This Then Is Bhakti
In her book In Search of the Way, the late Flora Wood describes many wonderful experiences she had with Maharaj Charan Singh at the Dera in the 1960’s. Here she shares her thoughts , and some of Maharaj Ji’s words, on devotion:
We will slowly, by ardent and assiduous practice, learn to discriminate and begin to see, in some small measure, the path our Satguru is trying to show us. At first, due to the jangle of our worldly life, we cannot discern the full glory of the harmony within us; but it is there, just as surely as fire is latent in wood, which, on being rubbed in the correct manner, springs to life.
[The Master said:] “The whole secret lies in devoting ourselves so wholeheartedly to our Master’s instructions that we not only resemble him whom we love, but literally become him!”

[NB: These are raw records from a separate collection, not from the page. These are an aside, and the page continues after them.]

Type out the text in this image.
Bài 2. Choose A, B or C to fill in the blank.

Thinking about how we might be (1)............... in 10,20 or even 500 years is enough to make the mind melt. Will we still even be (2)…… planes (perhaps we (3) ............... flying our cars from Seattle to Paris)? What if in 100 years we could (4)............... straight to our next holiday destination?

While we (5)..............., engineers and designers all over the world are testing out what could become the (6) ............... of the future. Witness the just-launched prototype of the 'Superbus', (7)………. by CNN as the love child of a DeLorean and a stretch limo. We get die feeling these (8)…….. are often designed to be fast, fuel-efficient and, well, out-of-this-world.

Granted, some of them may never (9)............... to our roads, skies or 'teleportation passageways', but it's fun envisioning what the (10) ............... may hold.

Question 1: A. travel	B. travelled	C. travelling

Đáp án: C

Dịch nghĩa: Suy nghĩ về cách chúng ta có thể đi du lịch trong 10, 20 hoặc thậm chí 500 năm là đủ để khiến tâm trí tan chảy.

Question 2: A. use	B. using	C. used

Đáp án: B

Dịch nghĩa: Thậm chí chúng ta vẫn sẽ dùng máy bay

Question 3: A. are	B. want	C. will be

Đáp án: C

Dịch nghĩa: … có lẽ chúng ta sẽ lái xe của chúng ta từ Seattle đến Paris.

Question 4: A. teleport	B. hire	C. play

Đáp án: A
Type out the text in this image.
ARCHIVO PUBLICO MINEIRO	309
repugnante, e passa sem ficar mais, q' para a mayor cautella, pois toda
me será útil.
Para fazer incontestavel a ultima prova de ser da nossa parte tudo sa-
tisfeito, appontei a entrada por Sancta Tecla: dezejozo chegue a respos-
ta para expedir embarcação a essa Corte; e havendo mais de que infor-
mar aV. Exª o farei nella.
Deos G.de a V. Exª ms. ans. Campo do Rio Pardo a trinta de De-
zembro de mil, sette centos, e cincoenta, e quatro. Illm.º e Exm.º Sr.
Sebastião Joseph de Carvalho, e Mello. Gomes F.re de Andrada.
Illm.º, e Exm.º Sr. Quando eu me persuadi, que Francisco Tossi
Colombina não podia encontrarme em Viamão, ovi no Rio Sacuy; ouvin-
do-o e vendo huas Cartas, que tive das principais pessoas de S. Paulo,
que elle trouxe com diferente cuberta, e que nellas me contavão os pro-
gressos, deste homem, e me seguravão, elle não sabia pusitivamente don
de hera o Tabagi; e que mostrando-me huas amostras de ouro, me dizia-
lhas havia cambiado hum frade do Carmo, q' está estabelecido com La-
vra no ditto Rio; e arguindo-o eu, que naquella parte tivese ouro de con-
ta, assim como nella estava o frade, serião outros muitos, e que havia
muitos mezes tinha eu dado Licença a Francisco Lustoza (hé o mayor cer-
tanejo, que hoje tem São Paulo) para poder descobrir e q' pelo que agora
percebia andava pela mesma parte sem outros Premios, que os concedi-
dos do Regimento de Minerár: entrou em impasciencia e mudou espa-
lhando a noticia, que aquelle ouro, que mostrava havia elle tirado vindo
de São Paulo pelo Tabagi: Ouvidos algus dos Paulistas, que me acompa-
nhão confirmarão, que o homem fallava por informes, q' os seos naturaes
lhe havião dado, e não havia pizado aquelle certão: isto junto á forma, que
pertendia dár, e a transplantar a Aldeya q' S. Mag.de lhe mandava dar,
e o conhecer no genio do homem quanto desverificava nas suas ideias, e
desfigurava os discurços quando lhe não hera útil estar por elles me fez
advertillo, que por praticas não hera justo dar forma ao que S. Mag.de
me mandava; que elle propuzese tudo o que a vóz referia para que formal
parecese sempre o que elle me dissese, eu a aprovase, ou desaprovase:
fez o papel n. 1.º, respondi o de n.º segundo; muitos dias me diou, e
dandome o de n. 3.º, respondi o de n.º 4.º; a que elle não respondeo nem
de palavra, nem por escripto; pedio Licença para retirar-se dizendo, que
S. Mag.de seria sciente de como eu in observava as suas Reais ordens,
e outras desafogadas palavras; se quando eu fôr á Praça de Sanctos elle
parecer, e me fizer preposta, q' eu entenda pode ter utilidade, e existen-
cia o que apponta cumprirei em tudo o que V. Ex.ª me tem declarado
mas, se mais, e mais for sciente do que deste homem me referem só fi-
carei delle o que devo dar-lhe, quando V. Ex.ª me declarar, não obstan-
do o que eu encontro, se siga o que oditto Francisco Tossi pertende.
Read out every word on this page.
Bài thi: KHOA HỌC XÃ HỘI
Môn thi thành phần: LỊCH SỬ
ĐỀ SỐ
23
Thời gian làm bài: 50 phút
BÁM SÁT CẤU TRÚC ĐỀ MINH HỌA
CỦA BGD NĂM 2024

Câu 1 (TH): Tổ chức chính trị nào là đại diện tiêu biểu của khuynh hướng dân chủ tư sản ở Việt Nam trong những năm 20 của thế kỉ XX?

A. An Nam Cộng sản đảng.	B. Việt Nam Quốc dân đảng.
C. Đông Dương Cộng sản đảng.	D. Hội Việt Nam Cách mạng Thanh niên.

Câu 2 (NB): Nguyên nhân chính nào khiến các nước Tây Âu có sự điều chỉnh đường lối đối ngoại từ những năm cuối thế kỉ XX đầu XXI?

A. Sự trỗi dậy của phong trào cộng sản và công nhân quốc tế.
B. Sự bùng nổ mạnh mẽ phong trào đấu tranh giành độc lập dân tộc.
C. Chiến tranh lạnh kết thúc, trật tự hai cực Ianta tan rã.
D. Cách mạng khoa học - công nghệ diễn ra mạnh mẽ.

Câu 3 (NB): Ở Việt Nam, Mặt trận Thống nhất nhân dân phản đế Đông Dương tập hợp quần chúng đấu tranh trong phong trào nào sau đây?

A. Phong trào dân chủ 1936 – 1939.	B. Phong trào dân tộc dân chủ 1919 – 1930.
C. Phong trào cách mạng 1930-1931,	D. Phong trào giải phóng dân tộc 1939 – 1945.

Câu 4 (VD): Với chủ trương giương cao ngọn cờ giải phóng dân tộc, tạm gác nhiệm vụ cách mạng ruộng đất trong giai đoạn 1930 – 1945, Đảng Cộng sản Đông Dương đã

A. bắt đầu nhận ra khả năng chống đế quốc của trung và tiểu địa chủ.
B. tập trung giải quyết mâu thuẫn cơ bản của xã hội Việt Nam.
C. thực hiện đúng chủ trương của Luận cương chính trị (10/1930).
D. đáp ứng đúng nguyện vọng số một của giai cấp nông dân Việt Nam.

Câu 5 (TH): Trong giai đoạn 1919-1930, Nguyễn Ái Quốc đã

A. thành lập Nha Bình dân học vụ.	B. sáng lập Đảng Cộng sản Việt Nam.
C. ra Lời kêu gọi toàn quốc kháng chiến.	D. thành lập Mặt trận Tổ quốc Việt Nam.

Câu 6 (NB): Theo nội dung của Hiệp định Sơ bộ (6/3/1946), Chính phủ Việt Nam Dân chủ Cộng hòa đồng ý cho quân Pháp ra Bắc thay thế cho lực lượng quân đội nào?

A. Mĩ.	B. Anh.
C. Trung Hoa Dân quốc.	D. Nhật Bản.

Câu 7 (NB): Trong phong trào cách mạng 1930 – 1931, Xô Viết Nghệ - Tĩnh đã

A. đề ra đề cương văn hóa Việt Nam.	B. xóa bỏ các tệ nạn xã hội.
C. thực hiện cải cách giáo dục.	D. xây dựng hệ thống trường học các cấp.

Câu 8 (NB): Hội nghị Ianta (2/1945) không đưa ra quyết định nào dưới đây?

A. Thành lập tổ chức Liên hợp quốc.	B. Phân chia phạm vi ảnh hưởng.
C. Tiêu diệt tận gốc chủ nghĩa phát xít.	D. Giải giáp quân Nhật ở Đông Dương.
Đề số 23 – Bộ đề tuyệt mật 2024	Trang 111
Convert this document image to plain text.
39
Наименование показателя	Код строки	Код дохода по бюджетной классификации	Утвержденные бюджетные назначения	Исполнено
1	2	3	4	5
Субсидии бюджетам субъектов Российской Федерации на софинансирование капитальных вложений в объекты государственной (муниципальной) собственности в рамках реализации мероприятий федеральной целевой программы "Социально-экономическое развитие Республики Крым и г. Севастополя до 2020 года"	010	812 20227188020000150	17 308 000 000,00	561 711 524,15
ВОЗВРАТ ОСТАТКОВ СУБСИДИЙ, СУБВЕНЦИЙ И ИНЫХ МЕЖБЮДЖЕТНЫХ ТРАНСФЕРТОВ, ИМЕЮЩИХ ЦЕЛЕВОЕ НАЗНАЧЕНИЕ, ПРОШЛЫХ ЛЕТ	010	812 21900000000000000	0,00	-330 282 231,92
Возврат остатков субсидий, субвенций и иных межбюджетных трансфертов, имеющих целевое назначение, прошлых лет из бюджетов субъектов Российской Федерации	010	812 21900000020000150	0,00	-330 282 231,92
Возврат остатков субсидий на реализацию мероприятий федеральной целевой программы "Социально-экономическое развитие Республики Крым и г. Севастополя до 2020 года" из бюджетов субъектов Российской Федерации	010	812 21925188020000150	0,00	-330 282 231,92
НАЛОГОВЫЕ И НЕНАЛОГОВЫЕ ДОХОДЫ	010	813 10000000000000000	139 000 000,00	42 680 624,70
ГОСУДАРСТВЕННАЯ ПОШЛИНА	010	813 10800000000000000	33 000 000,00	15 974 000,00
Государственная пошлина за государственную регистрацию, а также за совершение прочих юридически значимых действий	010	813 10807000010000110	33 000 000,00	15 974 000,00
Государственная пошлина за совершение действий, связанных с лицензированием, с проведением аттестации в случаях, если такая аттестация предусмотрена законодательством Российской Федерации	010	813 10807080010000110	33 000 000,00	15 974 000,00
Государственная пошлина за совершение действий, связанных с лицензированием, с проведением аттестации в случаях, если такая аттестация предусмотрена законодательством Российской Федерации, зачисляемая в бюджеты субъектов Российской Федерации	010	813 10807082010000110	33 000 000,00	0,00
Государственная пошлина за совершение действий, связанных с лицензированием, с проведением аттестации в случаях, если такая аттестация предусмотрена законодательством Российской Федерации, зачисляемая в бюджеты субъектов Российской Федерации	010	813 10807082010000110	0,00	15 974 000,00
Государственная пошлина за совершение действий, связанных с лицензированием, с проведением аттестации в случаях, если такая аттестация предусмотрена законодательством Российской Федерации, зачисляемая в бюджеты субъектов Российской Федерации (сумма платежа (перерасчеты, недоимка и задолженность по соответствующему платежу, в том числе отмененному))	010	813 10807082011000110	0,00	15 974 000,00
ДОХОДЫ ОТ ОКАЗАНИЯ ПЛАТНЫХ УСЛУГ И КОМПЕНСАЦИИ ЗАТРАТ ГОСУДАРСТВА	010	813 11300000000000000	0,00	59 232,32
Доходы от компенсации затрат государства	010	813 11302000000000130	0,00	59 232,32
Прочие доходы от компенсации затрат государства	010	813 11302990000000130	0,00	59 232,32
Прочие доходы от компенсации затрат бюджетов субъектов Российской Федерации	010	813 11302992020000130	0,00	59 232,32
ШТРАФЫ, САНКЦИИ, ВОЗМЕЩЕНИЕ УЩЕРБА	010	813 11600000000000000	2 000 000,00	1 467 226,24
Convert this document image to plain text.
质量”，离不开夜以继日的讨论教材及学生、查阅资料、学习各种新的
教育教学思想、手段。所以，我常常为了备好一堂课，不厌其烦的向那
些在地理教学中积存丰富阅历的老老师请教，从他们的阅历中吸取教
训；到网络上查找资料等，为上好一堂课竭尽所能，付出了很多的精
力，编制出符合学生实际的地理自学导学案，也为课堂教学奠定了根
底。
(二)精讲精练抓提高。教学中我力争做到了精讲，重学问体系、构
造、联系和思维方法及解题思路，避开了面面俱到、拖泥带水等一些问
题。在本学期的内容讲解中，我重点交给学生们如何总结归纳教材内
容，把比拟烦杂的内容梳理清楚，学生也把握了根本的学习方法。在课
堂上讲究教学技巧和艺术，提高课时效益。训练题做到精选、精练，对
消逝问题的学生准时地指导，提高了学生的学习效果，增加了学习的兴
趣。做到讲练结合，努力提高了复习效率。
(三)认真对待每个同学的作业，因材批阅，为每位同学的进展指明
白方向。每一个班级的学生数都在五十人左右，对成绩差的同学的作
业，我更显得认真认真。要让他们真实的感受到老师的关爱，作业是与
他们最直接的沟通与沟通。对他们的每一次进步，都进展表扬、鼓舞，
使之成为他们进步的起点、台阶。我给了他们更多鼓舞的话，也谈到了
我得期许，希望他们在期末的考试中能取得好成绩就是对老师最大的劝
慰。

Yes, I thought, this is what is meant by bhakti – true devotion. It is to love one’s Master and all for which he stands, so devotedly and tenaciously that all intervening material forces are dissolved and one automatically merges in him. This, then, is bhakti! Sach Khand is here and only my will stands in the way. …
But the trouble is, I thought, that I cannot hold this idea in my mind all the time. I will get up from here and the world will flood in and the glory of this thought will be dissolved like sunlight in the little boy’s jug. What can I do to keep it?
Scarcely had I thought this when the Master’s voice again reached my consciousness: “Man himself is utterly helpless, like a feather blown by the wind and is only given a sense of direction when God smiles on him. We are all beggars at his door and only by continually begging can we obtain his grace and then in his compassion he will hear and give us all.”